There’s also a vaccine, Uromune or Urovac, taken as a daily spray under the tongue for three months.
It targets the four main bacteria responsible for UTIs, offering some patients years of infection-free relief.
However, the vaccine has yet to gain NICE approval and is not as effective as oestrogen, according to Dr.
Garthwaite. ‘Vaginal oestrogen has a 60 to 70% success rate, against the vaccine’s estimated 50/50.’
Dr.
Hamid agrees, noting that the vaccine is a ‘silver bullet for those who are desperate’ but not a long-term solution. ‘One of my patients took it for three months, but it came back as soon as she stopped.’ He stresses the urgency of reducing antibiotic prescriptions for UTIs, as antibiotic resistance—’superbugs’—is becoming a global crisis. ‘We are having problems getting on top of it,’ he says.
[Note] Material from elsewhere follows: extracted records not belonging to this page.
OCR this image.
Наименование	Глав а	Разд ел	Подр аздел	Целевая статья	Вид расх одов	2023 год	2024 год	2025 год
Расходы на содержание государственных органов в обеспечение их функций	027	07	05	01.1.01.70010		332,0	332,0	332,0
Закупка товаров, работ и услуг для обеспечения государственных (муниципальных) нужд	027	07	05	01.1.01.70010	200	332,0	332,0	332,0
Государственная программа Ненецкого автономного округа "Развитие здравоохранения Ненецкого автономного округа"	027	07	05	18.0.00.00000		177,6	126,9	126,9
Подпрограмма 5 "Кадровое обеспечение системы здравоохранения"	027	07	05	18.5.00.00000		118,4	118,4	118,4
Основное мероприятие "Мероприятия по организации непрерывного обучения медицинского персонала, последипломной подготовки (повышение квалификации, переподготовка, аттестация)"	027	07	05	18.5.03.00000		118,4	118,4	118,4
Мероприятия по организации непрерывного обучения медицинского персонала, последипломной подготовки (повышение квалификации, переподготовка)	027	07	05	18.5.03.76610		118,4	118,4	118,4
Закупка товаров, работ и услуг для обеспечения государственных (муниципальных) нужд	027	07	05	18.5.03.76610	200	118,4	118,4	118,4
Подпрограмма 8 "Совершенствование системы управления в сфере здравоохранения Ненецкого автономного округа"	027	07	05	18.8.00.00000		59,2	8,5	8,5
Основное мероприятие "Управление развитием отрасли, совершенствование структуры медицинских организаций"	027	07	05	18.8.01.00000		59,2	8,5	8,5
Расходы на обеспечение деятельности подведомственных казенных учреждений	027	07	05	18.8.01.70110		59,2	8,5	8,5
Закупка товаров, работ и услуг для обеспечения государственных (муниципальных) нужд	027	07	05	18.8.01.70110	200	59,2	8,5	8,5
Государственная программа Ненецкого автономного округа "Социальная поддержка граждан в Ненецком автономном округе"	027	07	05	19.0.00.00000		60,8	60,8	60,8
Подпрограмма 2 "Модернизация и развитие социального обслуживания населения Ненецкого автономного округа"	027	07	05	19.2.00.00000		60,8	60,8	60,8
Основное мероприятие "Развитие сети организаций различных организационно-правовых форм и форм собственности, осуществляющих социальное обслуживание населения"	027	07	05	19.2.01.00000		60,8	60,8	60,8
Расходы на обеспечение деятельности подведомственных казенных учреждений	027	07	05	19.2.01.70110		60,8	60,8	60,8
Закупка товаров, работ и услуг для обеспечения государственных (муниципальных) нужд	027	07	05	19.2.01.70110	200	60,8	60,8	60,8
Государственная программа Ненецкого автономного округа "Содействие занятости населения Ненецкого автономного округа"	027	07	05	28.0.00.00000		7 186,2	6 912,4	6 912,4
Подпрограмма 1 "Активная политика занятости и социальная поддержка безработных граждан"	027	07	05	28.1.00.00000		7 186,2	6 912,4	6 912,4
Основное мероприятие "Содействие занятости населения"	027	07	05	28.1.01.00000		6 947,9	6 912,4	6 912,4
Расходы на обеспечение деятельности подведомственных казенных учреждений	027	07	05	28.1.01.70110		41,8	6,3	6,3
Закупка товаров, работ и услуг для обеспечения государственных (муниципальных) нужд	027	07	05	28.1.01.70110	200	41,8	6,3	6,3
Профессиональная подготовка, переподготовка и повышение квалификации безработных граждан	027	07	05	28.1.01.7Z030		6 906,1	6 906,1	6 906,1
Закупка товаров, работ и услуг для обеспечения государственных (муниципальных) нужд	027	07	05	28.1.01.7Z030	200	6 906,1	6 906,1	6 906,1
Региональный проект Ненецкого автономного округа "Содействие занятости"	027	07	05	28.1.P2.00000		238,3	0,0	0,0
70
The woman’s story is a cautionary tale.
She endured four months of pain before discovering a treatment that could have been offered sooner.
Her experience raises a troubling question: how many other post-menopausal women are suffering in silence, unaware that a simple, effective solution exists?
As experts push for greater awareness and access to oestrogen creams, the hope is that more women will find relief—and that the medical community will finally recognize the profound impact of hormonal health on urinary tract well-being.